Each box they ticked off, I watched as Stetson’s anger grew and grew, and when they finally left, after they took their pictures and my statement about what Tommy had done, I begged Stetson to crawl into the too-tiny hospital bed and hold me. He did so without reservation.
Mitch was a welcome surprise on our little journey home, and the next morning, when he showed up to help us out of the hospital, he had two suitcases full of my stuff ready to go back to Acton.
I was relieved to hear I wasn’t heading home, that we didn’t even have to have that conversation for Stetson to know I didn’t want to return to my apartment.
Or maybe he was being protective. But either way, I was overcome with gratitude.
Before we left town, I called Virginia and explained what happened. She—surprisingly—told me not to worry about anything and to take care of myself. I told her to stay safe, knowing that Tommy was completely unhinged right now.

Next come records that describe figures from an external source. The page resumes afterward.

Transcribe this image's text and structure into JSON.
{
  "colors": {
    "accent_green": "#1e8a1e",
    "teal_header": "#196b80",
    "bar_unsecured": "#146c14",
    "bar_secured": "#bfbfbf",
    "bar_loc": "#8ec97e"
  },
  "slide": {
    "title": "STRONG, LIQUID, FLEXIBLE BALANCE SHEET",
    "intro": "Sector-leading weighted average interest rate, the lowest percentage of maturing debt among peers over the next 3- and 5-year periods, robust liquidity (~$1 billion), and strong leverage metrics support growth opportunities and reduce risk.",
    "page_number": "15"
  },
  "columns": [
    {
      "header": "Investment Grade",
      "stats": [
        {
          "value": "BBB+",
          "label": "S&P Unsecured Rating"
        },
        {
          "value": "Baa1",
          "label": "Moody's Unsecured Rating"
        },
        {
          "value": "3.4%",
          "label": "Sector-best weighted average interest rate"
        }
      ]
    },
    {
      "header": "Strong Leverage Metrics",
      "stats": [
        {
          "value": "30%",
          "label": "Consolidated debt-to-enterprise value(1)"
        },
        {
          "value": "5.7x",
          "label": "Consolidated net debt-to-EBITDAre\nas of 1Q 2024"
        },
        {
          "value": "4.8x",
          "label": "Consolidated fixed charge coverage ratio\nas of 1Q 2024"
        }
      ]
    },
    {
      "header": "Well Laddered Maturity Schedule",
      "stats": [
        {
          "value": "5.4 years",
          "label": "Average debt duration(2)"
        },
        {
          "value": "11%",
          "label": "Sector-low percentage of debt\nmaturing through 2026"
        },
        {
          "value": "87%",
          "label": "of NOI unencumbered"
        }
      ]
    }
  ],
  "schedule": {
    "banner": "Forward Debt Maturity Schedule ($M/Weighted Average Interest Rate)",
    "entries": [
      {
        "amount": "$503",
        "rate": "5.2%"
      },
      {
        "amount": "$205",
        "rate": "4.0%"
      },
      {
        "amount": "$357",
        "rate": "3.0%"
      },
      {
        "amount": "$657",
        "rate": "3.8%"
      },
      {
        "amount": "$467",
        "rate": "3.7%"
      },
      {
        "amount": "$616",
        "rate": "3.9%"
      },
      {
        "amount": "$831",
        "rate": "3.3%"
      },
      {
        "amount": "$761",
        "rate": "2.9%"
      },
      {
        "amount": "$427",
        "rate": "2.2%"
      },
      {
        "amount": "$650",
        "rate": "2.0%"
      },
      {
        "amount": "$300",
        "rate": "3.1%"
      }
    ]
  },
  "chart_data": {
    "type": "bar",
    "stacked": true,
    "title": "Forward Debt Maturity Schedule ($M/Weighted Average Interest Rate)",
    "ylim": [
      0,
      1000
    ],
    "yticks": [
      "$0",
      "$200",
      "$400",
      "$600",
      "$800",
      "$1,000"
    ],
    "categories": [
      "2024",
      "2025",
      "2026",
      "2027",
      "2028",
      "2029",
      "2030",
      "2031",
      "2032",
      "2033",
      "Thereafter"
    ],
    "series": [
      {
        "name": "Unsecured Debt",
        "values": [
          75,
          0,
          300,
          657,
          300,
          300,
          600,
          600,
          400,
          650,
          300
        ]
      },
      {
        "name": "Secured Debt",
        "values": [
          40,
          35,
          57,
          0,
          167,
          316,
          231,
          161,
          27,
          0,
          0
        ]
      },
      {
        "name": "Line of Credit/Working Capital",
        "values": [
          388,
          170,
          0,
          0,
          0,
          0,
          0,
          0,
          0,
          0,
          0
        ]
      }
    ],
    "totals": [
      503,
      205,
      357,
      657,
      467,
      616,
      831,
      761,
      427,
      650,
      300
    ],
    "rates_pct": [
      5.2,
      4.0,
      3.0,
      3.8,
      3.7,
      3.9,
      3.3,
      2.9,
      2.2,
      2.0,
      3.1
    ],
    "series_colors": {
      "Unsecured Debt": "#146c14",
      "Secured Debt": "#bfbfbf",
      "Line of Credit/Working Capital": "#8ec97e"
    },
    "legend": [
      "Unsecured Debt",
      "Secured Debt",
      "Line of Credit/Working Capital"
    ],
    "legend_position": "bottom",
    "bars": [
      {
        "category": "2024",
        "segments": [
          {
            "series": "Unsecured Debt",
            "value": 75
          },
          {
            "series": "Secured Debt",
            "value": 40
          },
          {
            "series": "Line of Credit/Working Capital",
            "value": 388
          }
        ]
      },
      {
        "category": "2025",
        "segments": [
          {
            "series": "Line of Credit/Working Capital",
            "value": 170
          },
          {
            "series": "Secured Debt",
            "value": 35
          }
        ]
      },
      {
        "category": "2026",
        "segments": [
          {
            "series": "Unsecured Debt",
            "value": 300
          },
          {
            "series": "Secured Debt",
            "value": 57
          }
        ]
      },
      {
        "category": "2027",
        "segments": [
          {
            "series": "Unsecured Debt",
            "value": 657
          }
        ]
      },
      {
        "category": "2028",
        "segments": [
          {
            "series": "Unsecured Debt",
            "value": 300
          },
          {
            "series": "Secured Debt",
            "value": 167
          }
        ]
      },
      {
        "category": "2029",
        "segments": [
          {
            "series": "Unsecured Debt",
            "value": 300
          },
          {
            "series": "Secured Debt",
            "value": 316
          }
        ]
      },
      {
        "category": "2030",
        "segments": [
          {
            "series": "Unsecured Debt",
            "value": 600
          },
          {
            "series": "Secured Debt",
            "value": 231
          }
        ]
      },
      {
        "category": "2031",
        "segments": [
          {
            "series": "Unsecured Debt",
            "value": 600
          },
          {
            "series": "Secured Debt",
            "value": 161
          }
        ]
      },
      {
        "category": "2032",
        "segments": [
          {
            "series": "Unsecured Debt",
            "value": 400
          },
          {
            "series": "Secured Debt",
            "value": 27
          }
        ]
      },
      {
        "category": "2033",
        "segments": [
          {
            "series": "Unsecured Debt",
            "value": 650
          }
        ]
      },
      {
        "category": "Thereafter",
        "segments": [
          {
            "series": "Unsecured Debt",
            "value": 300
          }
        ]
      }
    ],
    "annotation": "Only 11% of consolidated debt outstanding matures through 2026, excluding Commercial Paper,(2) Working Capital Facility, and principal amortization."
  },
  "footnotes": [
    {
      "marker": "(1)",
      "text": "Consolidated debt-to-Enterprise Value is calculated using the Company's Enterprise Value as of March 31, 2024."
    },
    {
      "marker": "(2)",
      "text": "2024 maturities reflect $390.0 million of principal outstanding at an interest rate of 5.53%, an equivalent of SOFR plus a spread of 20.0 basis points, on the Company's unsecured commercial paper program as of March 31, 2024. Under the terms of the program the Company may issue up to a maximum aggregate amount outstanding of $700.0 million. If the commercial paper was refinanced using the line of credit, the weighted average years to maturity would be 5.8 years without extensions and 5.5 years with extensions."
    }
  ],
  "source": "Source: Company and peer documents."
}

The next phone call was to my mother, who was horrified by what happened and wanted to see me immediately. I wanted to see her too, but I couldn’t face my brother. I was so disappointed and angry with him that I wasn’t sure what I was going to do about our relationship.
Mom assured me that going with Stetson was a good idea and promised she would come see me soon. I let more tears fallas those words settled over me because it felt like she was accepting what I’d chosen as my life.
And my life, hopefully, was in Acton.
Stetson’s steady breath changes, and he turns, stretching his arms above his head before his right arm reaches out, searching for me. Gently, I grab a hold of his hand, and he turns, giving me a sleepy smile. Of course, I look like shit, so his smile is quickly washed away with anger at what Tommy made me look like.
“Good morning, gorgeous,” he rasps, moving closer to me and gently pulling my body to his. I’m still sore everywhere, like I just got the shit beat out of me by Rocky Balboa himself, but I move into his arms regardless.
“I don’t know about gorgeous.” I crack a small smile. “More like a bruised peach.”